Von Spielvergnügen bis Forschungseinblicke 

Doch nicht nur in der Natur, auch in anderen Forschungsbereichen können Bürgerwissenschaftler aktiv mitwirken. In der App „Brain Explorer“ können Kinder und Jugendliche beispielsweise kleine Spiele auf ihrem Handy spielen, um verschiedene kognitive Hirnfunktionen zu testen. Gelegentlich werden sie zusätzlich nach ihrem Befinden gefragt. Die Forschenden des Max Planck UCL Centre for Computational Psychiatry and Ageing Research möchten auf diese Weise herausfinden, warum psychische Erkrankungen häufig während der Pubertät auftreten und wie sie mit der Hirnentwicklung zusammenhängen. Im Projekt „Microbelix“ vom Helmholtz-Institut für Pharmazeutische Forschung Saarland können Bürger wiederum Bodenproben aus dem eigenen Garten einschicken, damit Forschende die darin enthaltenen Bakterien untersuchen können.

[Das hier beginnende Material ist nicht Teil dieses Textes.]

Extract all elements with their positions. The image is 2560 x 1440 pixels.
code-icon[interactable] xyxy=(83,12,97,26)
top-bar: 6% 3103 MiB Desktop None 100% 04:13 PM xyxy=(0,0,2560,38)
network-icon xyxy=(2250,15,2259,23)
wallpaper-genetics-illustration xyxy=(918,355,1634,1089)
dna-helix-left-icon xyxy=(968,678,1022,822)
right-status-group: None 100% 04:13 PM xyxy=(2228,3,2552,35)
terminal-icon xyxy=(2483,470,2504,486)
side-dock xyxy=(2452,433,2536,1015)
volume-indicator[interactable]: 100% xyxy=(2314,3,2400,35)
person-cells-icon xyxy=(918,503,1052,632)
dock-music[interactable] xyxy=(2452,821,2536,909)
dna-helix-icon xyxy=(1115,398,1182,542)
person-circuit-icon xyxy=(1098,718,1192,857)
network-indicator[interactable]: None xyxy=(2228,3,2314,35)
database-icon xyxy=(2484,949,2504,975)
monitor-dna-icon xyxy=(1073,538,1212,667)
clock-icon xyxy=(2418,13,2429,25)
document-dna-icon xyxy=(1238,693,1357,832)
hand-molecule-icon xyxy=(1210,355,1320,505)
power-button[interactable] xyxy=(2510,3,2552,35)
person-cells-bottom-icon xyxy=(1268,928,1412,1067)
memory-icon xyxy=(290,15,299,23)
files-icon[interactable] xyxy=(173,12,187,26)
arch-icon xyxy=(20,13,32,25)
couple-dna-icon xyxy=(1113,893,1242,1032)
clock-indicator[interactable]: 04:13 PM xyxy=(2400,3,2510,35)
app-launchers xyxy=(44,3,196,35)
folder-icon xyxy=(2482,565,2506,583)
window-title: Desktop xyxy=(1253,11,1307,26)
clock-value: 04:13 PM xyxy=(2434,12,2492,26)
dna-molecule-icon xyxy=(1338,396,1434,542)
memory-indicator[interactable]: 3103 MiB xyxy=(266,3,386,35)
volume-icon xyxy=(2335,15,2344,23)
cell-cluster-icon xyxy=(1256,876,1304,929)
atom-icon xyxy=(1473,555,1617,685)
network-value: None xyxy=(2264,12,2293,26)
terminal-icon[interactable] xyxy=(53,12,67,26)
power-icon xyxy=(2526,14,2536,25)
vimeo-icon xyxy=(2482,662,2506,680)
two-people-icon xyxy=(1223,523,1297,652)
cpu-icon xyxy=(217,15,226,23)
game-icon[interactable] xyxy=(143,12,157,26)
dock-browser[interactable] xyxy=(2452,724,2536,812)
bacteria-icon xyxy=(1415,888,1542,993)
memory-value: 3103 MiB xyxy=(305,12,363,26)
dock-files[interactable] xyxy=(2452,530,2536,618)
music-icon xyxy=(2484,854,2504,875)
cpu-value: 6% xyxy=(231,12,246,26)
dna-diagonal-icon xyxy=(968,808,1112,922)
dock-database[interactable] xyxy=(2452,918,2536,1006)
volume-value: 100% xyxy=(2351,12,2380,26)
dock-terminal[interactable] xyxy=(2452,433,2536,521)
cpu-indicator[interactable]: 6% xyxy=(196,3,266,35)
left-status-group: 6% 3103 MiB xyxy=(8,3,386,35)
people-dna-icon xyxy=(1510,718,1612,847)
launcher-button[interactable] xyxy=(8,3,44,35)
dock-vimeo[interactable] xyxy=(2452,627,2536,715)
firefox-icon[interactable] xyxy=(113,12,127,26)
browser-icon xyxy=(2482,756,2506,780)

Ob Bürgerwissenschaftler Proben einsenden, spielerisch Daten bereitstellen oder eigene Beobachtungen melden – Citizen-Science-Projekte bringen stets wissenschaftliche Experten und interessierte Laien zusammen. Diese Zusammenarbeit bietet Vorteile für beide Seiten: Bürger werden stärker in wissenschaftliche Prozesse eingebunden und haben die Möglichkeit, spannende Einblicke in verschiedene Forschungsbereiche zu gewinnen. Gleichzeitig profitieren die Forschenden von einer breiten Datenbasis und den vielfältigen Perspektiven der Teilnehmer, was ihre Studien bereichert und die Qualität ihrer Ergebnisse verbessert.